Lembro-me de um casal de lésbicas em que surgiu cancro da mama a uma das mães, que falou do seu caso, e logo se ergueram vozes dizendo que havia outras formas de evitar que, em caso de morte, a criança fosse retirada à cônjuge sobreviva. Claro que existem formas de as crianças não serem retiradas. Claro que pode haver acções propostas em Tribunal e em princípio a criança ficará confiada à sua mãe afectiva.

Mas não deveríamos ter o direito de sujeitar a cônjuge sobreviva e a própria criança a um processo, em que vai ter de demonstrar que a criança está bem integrada, que está bem tratada e outras coisas óbvias, sendo certo que não é para tratar do óbvio que existem os Tribunais.

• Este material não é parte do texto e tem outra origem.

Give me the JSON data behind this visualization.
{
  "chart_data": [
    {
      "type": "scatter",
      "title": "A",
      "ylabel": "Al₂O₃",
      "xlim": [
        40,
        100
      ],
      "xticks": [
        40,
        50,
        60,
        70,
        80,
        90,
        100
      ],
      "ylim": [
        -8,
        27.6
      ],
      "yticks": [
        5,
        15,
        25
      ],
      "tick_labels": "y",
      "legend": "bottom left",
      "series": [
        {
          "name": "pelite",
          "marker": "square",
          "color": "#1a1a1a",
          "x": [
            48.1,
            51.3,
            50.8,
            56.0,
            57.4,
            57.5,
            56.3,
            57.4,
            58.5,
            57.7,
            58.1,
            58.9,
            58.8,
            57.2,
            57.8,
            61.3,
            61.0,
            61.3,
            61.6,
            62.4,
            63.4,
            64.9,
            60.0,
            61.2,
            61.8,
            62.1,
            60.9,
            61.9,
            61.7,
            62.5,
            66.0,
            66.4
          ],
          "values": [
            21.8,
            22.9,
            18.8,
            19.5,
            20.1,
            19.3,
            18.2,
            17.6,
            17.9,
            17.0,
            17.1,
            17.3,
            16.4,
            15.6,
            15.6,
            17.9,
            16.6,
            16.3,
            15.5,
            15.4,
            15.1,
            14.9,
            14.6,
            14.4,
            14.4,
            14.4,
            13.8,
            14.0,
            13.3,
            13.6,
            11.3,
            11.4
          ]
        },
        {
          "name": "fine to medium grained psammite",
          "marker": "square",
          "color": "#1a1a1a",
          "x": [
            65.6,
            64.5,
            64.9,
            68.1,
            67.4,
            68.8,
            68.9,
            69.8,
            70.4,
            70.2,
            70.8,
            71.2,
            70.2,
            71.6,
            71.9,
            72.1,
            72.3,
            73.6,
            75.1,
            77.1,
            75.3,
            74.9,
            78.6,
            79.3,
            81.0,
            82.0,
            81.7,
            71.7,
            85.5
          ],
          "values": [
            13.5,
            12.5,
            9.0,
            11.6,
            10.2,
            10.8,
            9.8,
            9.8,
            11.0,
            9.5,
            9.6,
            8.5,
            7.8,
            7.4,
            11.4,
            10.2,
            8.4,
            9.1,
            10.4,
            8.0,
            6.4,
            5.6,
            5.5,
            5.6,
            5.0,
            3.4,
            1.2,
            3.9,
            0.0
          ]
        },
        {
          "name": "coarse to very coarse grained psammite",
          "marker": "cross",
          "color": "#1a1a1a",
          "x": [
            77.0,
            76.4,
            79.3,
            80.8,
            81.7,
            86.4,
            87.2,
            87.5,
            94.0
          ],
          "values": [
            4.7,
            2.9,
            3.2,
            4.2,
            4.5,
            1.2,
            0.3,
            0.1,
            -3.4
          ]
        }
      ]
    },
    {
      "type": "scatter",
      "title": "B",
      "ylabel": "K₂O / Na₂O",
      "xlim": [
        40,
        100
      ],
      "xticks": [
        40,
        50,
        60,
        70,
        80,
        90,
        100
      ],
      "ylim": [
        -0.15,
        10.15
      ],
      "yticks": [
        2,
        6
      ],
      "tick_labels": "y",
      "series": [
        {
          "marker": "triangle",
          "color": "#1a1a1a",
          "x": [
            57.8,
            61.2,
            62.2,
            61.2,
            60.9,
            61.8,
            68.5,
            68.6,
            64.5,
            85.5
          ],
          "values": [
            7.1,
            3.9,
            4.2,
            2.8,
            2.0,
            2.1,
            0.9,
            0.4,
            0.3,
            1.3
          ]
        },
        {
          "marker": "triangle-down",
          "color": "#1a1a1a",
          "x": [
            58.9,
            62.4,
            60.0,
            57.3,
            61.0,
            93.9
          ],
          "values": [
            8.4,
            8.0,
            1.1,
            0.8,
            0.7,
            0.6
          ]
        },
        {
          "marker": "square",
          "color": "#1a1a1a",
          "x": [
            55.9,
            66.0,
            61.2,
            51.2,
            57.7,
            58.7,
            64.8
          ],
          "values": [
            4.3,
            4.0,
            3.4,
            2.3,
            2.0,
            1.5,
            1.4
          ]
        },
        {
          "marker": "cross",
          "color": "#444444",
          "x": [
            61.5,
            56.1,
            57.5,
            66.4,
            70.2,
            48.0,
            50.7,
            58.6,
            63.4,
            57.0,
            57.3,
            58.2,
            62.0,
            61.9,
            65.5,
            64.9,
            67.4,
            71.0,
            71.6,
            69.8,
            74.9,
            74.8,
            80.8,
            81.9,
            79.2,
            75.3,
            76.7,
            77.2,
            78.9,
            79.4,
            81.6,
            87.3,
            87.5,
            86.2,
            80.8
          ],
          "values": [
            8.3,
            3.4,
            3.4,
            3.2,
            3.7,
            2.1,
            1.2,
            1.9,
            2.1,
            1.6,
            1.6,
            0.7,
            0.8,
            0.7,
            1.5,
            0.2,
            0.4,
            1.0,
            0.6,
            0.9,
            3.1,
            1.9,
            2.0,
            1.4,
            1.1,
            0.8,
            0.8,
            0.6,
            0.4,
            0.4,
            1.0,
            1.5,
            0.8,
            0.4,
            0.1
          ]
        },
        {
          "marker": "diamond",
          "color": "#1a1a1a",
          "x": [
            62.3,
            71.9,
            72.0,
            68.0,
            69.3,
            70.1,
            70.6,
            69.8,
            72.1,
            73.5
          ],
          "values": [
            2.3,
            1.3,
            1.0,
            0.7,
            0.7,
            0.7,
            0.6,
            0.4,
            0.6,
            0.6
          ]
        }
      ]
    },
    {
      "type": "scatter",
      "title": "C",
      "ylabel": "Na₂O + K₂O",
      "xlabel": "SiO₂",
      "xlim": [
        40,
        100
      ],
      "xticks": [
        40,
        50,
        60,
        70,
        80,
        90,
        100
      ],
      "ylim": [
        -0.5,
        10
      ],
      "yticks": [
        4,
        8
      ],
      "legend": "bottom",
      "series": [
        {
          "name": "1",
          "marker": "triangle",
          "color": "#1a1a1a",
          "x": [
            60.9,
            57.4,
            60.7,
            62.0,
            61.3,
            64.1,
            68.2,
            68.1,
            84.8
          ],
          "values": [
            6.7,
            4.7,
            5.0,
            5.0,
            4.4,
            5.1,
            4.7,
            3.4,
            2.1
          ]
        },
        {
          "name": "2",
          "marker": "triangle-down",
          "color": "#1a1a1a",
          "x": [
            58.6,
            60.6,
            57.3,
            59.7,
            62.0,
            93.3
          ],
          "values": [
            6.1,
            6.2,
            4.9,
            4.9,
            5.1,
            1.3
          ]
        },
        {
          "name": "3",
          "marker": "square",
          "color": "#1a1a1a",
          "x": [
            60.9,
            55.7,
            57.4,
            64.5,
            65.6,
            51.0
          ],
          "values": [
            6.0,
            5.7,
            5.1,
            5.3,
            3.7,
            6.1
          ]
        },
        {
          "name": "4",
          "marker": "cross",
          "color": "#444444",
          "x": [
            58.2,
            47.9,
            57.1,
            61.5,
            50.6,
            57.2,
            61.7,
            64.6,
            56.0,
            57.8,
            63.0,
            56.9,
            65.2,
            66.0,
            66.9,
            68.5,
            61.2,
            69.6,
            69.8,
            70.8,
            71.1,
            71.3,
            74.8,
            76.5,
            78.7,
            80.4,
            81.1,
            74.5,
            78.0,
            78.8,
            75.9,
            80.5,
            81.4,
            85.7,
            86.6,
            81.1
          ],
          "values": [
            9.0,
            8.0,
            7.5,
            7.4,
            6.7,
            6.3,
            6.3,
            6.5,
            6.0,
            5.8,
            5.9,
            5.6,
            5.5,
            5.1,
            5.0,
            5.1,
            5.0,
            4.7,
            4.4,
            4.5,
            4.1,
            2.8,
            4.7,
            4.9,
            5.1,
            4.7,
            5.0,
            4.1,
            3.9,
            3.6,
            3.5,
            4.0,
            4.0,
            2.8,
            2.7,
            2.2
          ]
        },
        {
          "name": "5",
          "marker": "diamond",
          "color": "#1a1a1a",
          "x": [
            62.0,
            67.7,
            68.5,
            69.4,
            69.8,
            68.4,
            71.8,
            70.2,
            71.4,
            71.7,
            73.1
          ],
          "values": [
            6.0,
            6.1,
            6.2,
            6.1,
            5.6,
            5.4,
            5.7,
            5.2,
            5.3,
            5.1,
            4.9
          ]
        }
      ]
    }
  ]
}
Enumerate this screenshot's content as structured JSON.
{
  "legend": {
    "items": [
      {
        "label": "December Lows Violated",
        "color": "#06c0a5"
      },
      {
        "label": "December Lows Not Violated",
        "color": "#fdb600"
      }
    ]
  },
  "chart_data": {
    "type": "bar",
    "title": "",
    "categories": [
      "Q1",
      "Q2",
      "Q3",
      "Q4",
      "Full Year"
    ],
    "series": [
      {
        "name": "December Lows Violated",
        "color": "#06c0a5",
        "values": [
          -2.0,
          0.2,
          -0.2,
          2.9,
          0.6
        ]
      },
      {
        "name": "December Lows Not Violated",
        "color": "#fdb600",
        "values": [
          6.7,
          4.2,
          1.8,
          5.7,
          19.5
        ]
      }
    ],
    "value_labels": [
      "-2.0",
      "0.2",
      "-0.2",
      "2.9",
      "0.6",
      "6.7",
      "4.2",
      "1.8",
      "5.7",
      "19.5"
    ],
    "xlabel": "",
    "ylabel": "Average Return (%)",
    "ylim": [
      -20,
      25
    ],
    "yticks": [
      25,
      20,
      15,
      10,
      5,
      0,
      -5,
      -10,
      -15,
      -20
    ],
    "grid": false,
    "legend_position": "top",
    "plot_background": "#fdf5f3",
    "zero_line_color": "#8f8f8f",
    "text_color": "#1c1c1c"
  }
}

Nestes casos, deveria estar tudo previsto, tranquilamente ponderado e decidido para que à tragédia da morte não se associe a ansiedade que qualquer processo sobre atribuição de guarda, comporta.

Em suma, se o factor determinante é a relação e se a reconhecermos, teremos de atribuir-lhe relevância jurídica para efeito da co-adopção.

Somos a par da Rússia, Roménia, Bulgária e Ucrânia, um dos 5 Países do Conselho da Europa que não a permite o que não é um bom indício, para mais após a posição assumida pelo Comissário para os Direitos Humanos, que escreveu uma carta à Assembleia da República chamando a atenção para o facto, na sequência de uma decisão do Tribunal Europeu dos Direitos Humanos que condenou a Áustria por considerar discriminatório a impossibilidade de adopção pelo cônjuge homossexual. A Áustria alterou a sua legislação na sequência da condenação e estou convencida que a solução no nosso País vai acabar por ser essa.

A nossa Constituição estatui a não-discriminação, designadamente em razão da orientação sexual, pelo que não me parece coerente a proibição. Acresce que a nossa Lei Fundamental refere que a República Portuguesa se funda na dignidade da pessoa Humana e por isso creio que o nosso Estado de Direito não pode continuar a negar a constituição da família adoptiva a pessoas com base na sua orientação sexual.

É por tudo isto, que é minha convicção que a situação vai ser alterada muito em breve.